I have a train_df
and a test_df
, which come from the same original dataframe, but were split up in some proportion to form the training and test datasets, respectively.
Both train and test dataframes have identical structure:
- A PeriodIndex with daily buckets
- n number of columns that represent observed values in those time buckets e.g. Sales, Price, etc.
I now want to construct a yhat_df
, which stores predicted values for each of the columns.
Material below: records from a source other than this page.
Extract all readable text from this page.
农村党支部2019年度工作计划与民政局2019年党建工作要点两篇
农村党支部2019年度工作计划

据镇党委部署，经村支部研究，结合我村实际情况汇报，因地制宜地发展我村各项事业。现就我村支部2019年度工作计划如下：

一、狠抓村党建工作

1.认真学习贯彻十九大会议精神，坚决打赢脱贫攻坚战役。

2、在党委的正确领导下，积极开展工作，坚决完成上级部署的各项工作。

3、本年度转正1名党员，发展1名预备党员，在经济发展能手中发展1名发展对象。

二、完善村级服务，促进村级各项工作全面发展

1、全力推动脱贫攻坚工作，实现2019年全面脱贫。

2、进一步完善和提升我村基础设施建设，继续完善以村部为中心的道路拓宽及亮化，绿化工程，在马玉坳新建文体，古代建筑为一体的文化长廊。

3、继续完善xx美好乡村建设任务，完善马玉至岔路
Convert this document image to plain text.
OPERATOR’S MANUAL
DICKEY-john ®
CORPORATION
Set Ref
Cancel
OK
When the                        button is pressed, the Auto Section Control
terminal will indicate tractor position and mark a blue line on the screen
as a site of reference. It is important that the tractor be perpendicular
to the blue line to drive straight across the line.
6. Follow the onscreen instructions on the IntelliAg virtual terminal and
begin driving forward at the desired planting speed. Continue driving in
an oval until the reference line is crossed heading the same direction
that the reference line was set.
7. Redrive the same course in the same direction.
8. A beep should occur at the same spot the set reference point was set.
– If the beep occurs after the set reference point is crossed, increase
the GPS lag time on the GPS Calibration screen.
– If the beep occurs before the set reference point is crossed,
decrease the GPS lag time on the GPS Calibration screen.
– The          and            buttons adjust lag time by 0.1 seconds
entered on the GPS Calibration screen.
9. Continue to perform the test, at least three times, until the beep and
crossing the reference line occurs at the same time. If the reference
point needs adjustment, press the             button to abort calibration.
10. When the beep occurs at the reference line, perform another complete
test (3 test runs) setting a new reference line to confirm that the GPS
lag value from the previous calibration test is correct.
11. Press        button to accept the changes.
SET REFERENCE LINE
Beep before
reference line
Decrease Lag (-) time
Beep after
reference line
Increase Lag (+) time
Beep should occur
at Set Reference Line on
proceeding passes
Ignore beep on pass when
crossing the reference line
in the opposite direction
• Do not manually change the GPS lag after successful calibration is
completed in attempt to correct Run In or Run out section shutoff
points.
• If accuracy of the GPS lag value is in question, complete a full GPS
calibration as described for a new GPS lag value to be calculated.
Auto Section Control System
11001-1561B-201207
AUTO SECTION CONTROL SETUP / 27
In the "naive" case, yhat_df
columns values are simply the last observed training dataset value.
So I go about constructing yhat_df
as below:
import pandas as pd
yhat_df = pd.DataFrame().reindex_like(test_df)
yhat_df[train_df.columns[0]].fillna(train_df.tail(1).values[0][0], inplace=True)
yhat_df(train_df.columns[1]].fillna(train_df.tail(1).values[0][1], inplace=True)
This appears to work, and since I have only two columns, the extra typing is bearable.
I was wondering if there is simpler way, especially one that does not need me to go column by column.
I tried the following but that just populates the column values correctly where the PeriodIndex values match. It seems fillna()
attempts to do a join()
of sorts internally on the Index:
yhat_df.fillna(train_df.tail(1), inplace=True)
If I could figure out a way for fillna()
to ignore index, maybe this would work?